First party risk is not often the first line of coverage people consider when assembling a captive programme, attendees at the Vermont Captive Insurance Association’s 2024 annual conference have heard.

However, recent dramatic changes in the property insurance market have driven alternative approaches and structures in reaction to pricing and capacity constraints, with insureds looking to captives to cope with the changing commercial insurance landscape. 

Christine Brown, director of Captive Insurance Captive Insurance Division in the State of Vermont’s Department of Financial Regulation, Derrick Easton, head of alternative risk transfer solutions, Americas at WTW, and Ray Rocchio, executive vice president at Keystone Risk Partners, looked at property and captives in Vermont, and discussed some of the key trends. 

Property now totals around 9% of total gross written premium in Vermont, with premium volume totalling around 2023 $2.6 billion. There are now 230 captives and cells providing property coverage in Vermont. 

The property is, however, facing several driving factors, which include increased cost, limited capacity, property values / inflation, and increased losses.

Property is, by nature, prone to volatility & magnitude of loss, the panel heard, and assessing exposure is complicated by inadequate evaluation. In addition, cat modelling results can vary significantly, there can be inadequate valued property schedules, along with limited options for risk sharing. 
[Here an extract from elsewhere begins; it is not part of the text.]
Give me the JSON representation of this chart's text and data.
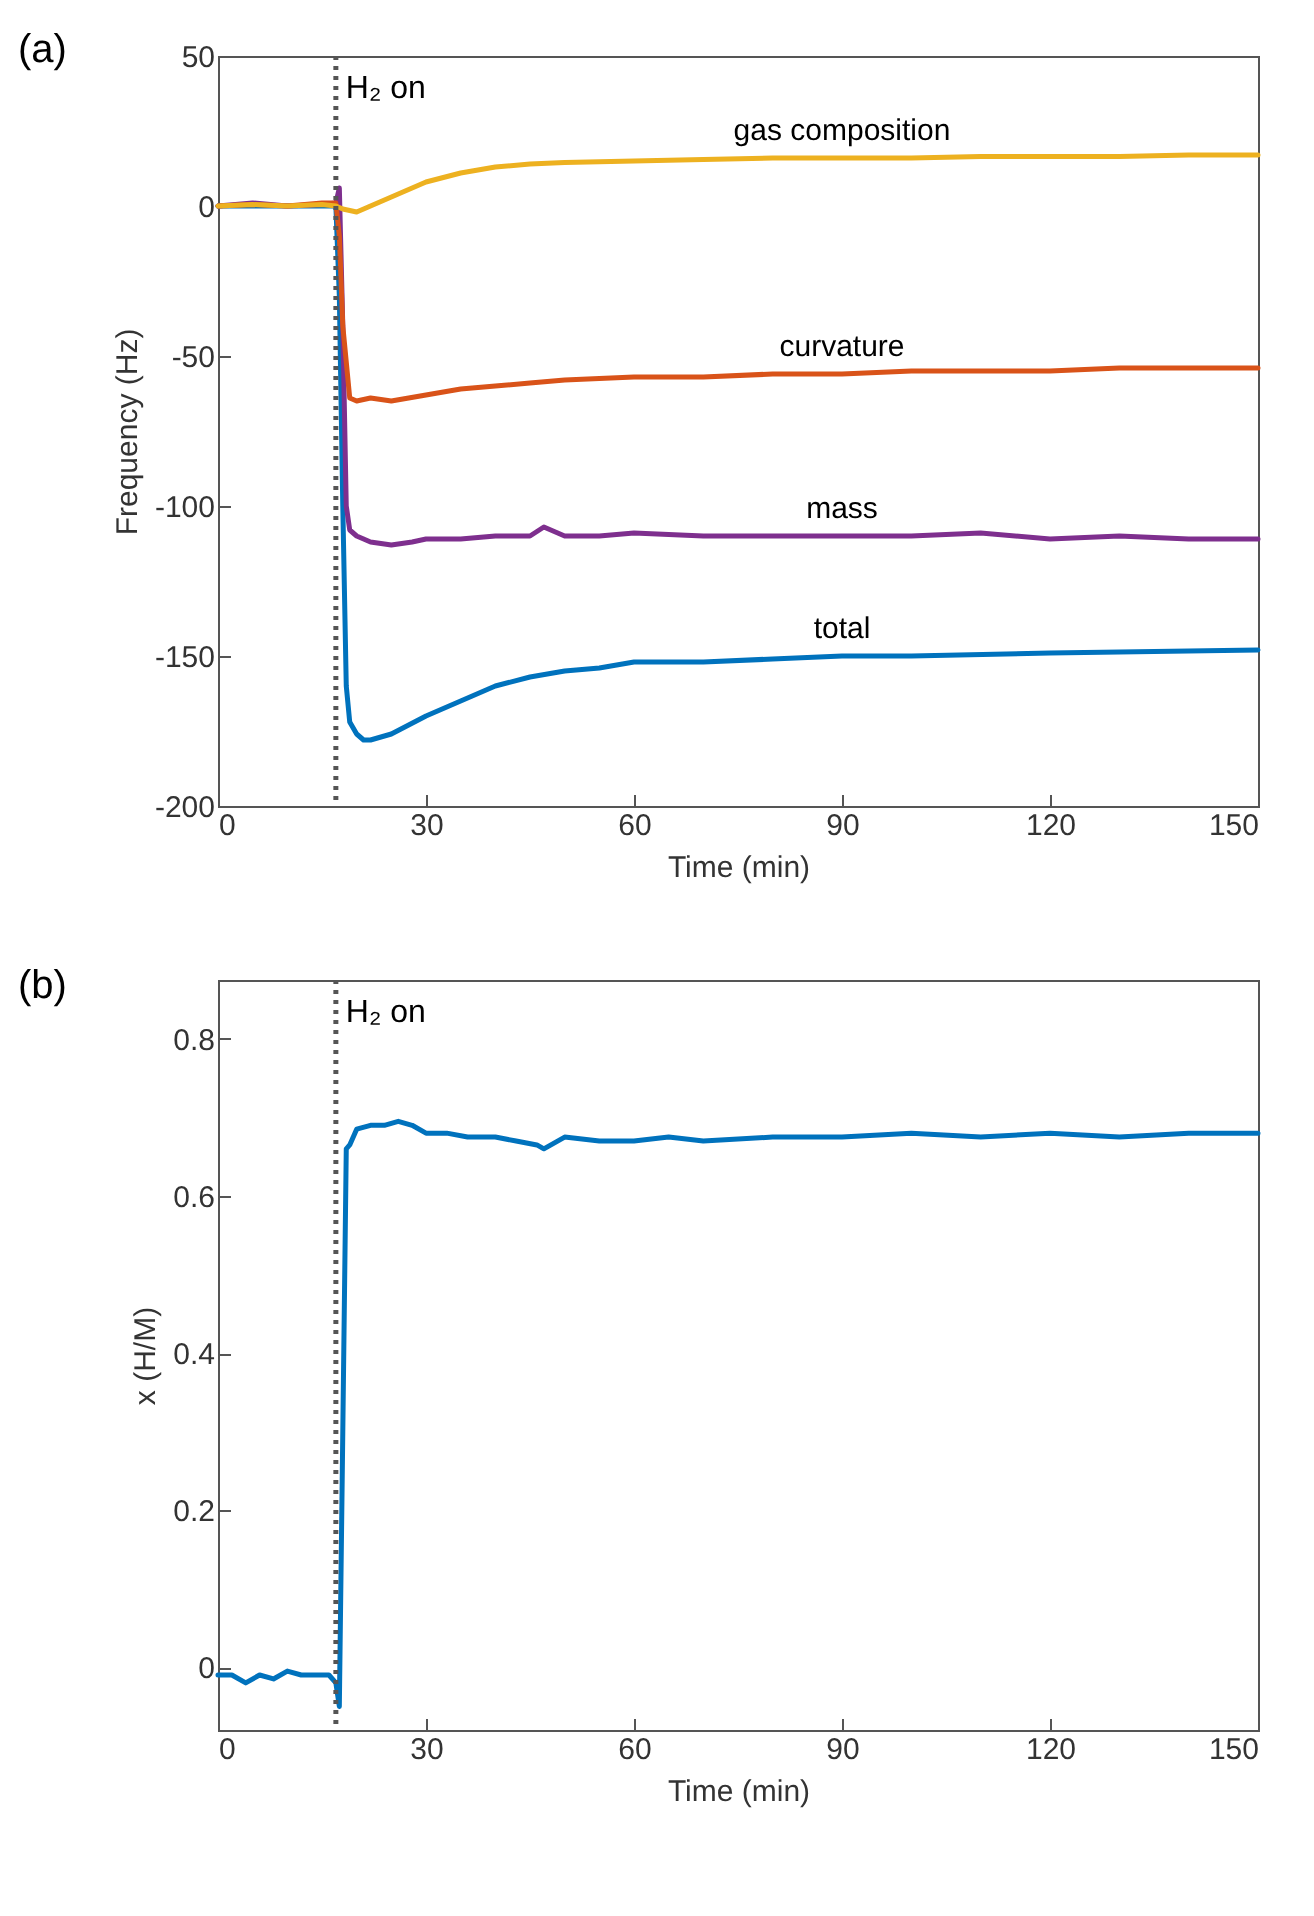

The panel acknowledged the increased use of CAT modelling by firms like RMS, AIR and Eqecat, with some of the perils being looked at now include hurricane, flood, earthquake, winter storm, cyber, terrorism, convective storm. However, the panel added that it is important to understand the nature & limitations of modelling – models are not infallible. 

As a result, the panel stressed that it is important to structure a property captive as well as possible – remember that they can have a long-term lifespan and that claims can be unexpected. 

Finally, the panel pointed out the role of parametric insurance. It was stressed that property insurance can be imperfect, as it has ‘basis risk’ - a lack of alignment between the loss and how the policy responds.